Contribution Concerns

  • The main contribution of the paper seems to be the introduction of the sampling distribution Z1r(z)p(x)Z^{-1} r(z)p(x), and then using MFA and importance sampling to sample from this distribution. This is not a novel methodology and is well known in various Bayesian settings. To accept the paper, there would need to be a more significant theoretical contribution. Additionally, there exists pre-existing plug-and-play samplers for continuous diffusion models, this paper extends plug-and-play samplers to discrete masked models, and this does not present a significantly novel framework for conditional generation.

问题

I have several questions regarding the content of the paper:

  • What was the metric used for computing/conditional generation when optimizing the helical fraction?
  • How is the reward function on page 8 derived? Additionally, why are the intervals for the metrics sometimes closed (i.e. instability with A=[0,40]A = [0, 40], and sometimes unbounded (i.e. helix % with A=[0.8,)A = [0.8, \infty)), and in what settings is bounded/unbounded preferable?
  • Are the helical fractions correct in the protein experiment? In figure 3, the bottom two proteins seem almost identical, yet one has a helix fraction of 0.78, and the other 0.44. This does not seem quite correct.

伦理问题详情

N/A

审稿意见
6

This model presents a method for controllable generation given a pre-trained (discrete) masking model without further training. Given a reward function, the method iteratively applies masking and remasking along with a mean-field approximation and importance sampling to perform controlled (e.g., conditioned on a class variable) generation in a "plug-and-play" manner. The work lays out the grounding theory and connections to (continuous and discrete) diffusion models, motivates the approach, and demonstrates the approach both on toy sequential data and protein generation (inpainting and class conditioned) tasks.

优点

Overall the paper is very well written. The motivation of the problem, controllable discrete masked model generation without training, is good, as this implies flexible controllable generation without additional computational overhead of training for each controlled generation task. The theory appears to be sound to me without any errors, arriving at the mean field approximation with importance sampling, which seems to be a reasonable approach and yields decent results on both the toy task and protein generation tasks. The paper does an excellent job presenting the work as close to diffusion models, which makes the theory sections easy to read. The experiments for the most part are well motivated and the results do support the usefulness of the approach to some controllable settings.

缺点

No limitations are presented in the paper, and it seems like there may be some worth discussing. One is reward function design, as it's unclear whether some tasks may not have difficult to design reward functions or if there's a high dependence on reward function on success.

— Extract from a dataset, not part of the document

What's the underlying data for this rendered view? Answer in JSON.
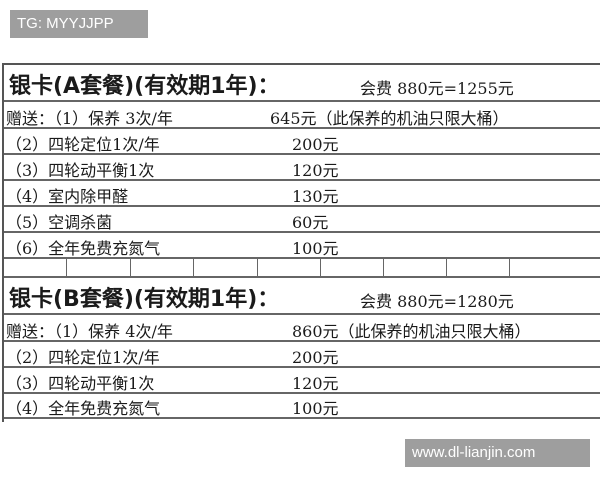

The next is that the Monte Carlo samples seem to be quite high, the performance in figure 10 seems to indicate that even at 10k samples the model is still improving. There really should be more of a discussion about this limitation, which I believe is likely due to either the mean field approximation or the remasking schedule, but neither of these limitations / issues are discussed to any significant degree. Finally, I wonder why we're only looking at protein sequence generation as the task: why not also look at some natural language applications?

问题

  1. Why did you choose to look only at protein sequences and not natural language for controllable generation tasks?
  2. Is there a relationship between the number of MC samples needed and the mean field approximation or the remasking schedule? For example, if gamma is too high (or too low), does it take more samples to achieve high final reward?
  3. What are some of the limitations of this model w.r.t. the reward design? What characterizes a controllable generative task for which reward design / success would be easy / hard?
撤稿通知

I have read and agree with the venue's withdrawal policy on behalf of myself and my co-authors.